One of the “most interesting” areas in finance for Gen AI, said Kain, is in investment research.
Hedge fund Bridgewater uses LLMs to “basically take a freeform text [summary] about an investment idea, break that down into nine individual steps, and, for each step, kick off an [AI] agent that would go understand what data was necessary to answer the question, build a dependency map between the various trade-offs within an investment model, and then write the code to pull real-time data from the investment data store, and then generate a report like a first-year investment professional.”
Credit rating giant Moody’s is using agents to automate memos on credit ratings.
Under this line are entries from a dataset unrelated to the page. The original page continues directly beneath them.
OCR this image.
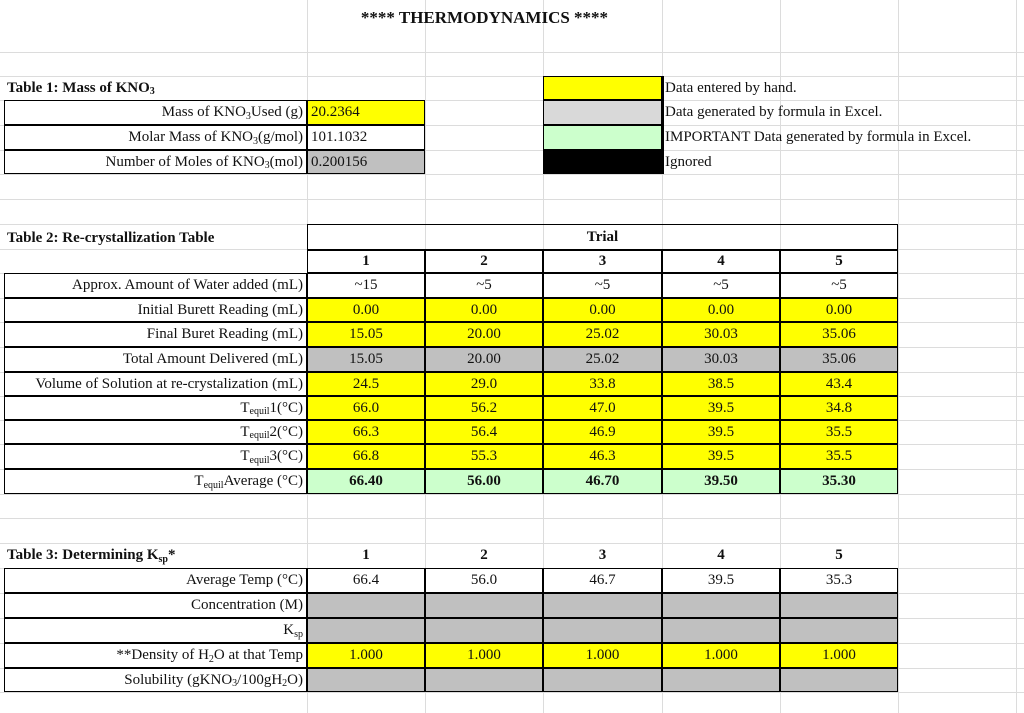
**** THERMODYNAMICS ****
Table 1: Mass of KNO 3
Mass of KNO 3 Used (g) 20.2364
Molar Mass of KNO 3 (g/mol) 101.1032
Number of Moles of KNO 3 (mol) 0.200156
Data entered by hand.
Data generated by formula in Excel.
IMPORTANT Data generated by formula in Excel.
Ignored
Table 2: Re-crystallization Table	Trial
1	2	3	4	5
Approx. Amount of Water added (mL)	~15	~5	~5	~5	~5
Initial Burett Reading (mL)	0.00	0.00	0.00	0.00	0.00
Final Buret Reading (mL)	15.05	20.00	25.02	30.03	35.06
Total Amount Delivered (mL)	15.05	20.00	25.02	30.03	35.06
Volume of Solution at re-crystalization (mL)	24.5	29.0	33.8	38.5	43.4
T equil 1(°C)	66.0	56.2	47.0	39.5	34.8
T equil 2(°C)	66.3	56.4	46.9	39.5	35.5
T equil 3(°C)	66.8	55.3	46.3	39.5	35.5
T equil Average (°C)	66.40	56.00	46.70	39.50	35.30
Table 3: Determining K sp *	1	2	3	4	5
Average Temp (°C)	66.4	56.0	46.7	39.5	35.3
Concentration (M)
K sp
**Density of H 2 O at that Temp	1.000	1.000	1.000	1.000	1.000
Solubility (gKNO 3 /100gH 2 O)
However, credit ratings are usually for public companies because only these firms must report their financial data by law. Now, Moody’s peer, S&P Global, has been able to extend ratings to private companies by amassing snippets of data here and there.
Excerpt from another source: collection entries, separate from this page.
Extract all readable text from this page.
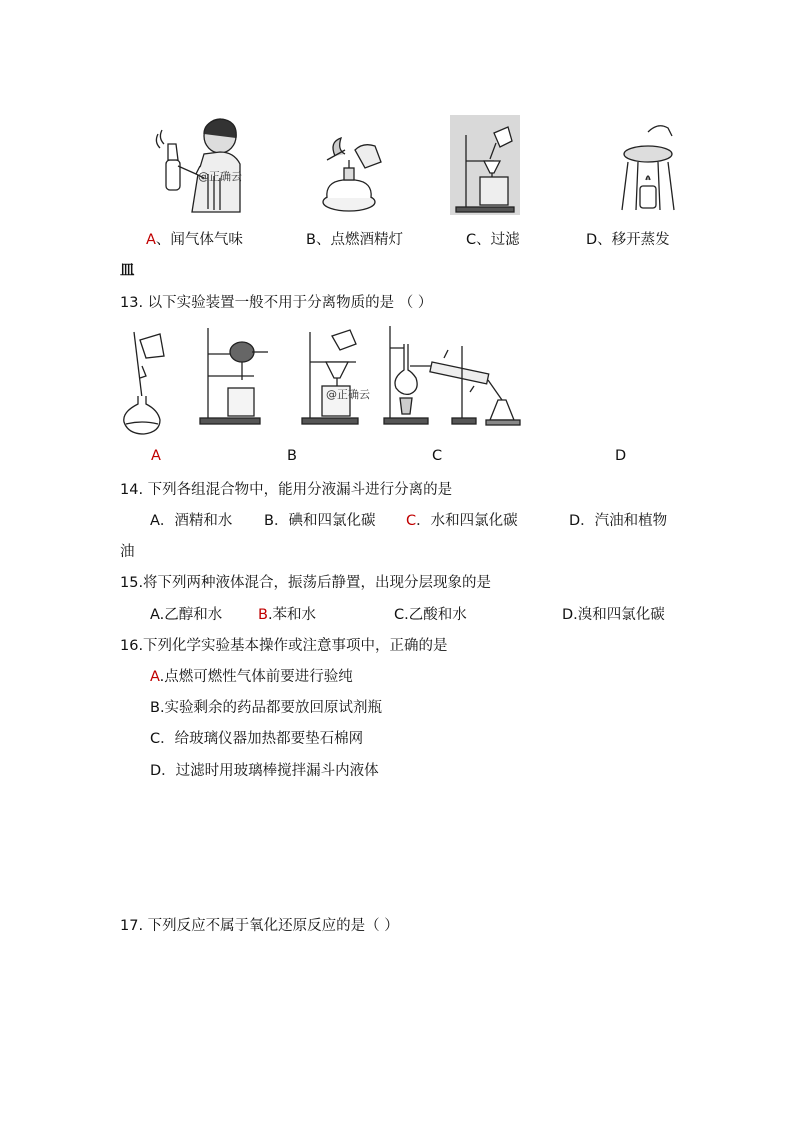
@正确云
A、闻气体气味	B、点燃酒精灯	C、过滤	D、移开蒸发
皿
13. 以下实验装置一般不用于分离物质的是 （ ）
@正确云
A	B	C	D
14. 下列各组混合物中，能用分液漏斗进行分离的是
A．酒精和水 B．碘和四氯化碳 C．水和四氯化碳	D．汽油和植物
油
15.将下列两种液体混合，振荡后静置，出现分层现象的是
A.乙醇和水 B.苯和水	C.乙酸和水	D.溴和四氯化碳
16.下列化学实验基本操作或注意事项中，正确的是
A.点燃可燃性气体前要进行验纯
B.实验剩余的药品都要放回原试剂瓶
C．给玻璃仪器加热都要垫石棉网
D．过滤时用玻璃棒搅拌漏斗内液体
17. 下列反应不属于氧化还原反应的是（ ）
“There’s an opportunity to leverage large language models to scour what’s publicly available to do credit information on private companies,” said Kain. “That allows the private credit market to have better-anchored information to make private credit decisions.”
These represent “just amazing capabilities,” said Kain of the AI use cases.
Moving into new areas
AI is not yet automating many core functions of banks and other financial firms, such as calculating the most complex risk profiles for securities. But, “I think it’s closer than you think,” said Kain.
“It’s not where we’ve completely moved to trusting the machine to generate, let’s say, trading strategies or risk management approaches,” said Kain.
However, the beginnings of forecasting and analysis are present. Consider the problem of calculating the impact of new US tariffs on the cash flows of companies. That is “happening today as partially an AI function,” he said.
Financial firms “are definitely looking at data at scale, reacting to market movements, and then seeing how they should be updating their positions accordingly,” he explained.
“That ability to ingest data at a global scale is something that I think is so much easier than it was a year ago,” because of Gen AI.
AWS customer Crypto.com, a trading platform for cryptocurrencies, can watch news feeds in 25 different languages using a combination of multiple LLMs.
“They are able to identify which stories are about currencies, and tell if that is a positive or negative signal, and then aggregate that as inputs to their customers,” for trading purposes. As long as two of the three models monitoring the feeds agreed, “they had conviction that there was a signal there” of value.
“So, we’re seeing that use of generative AI to check generative AI, if you will, to provide confidence at scale.”
Those human-centered tasks that remain at the core of banking, insurance, and trading are probably the most valuable in the industry, including the most complex functions, such as creating new derivative products or underwriting initial public offerings.
Those are areas that will enjoy the “premium” for creativity, in Kain’s view. Yet how much longer these tasks remain centered on human creation is an open question.
“I wish I had a crystal ball to say how much of that is truly automatable in the next few years,” said Kain.
“But given the tremendous adoption [of AI], and the ability for us to process data so much more effectively than even just two, three years ago, it’s an exciting time to see where this will all end up.”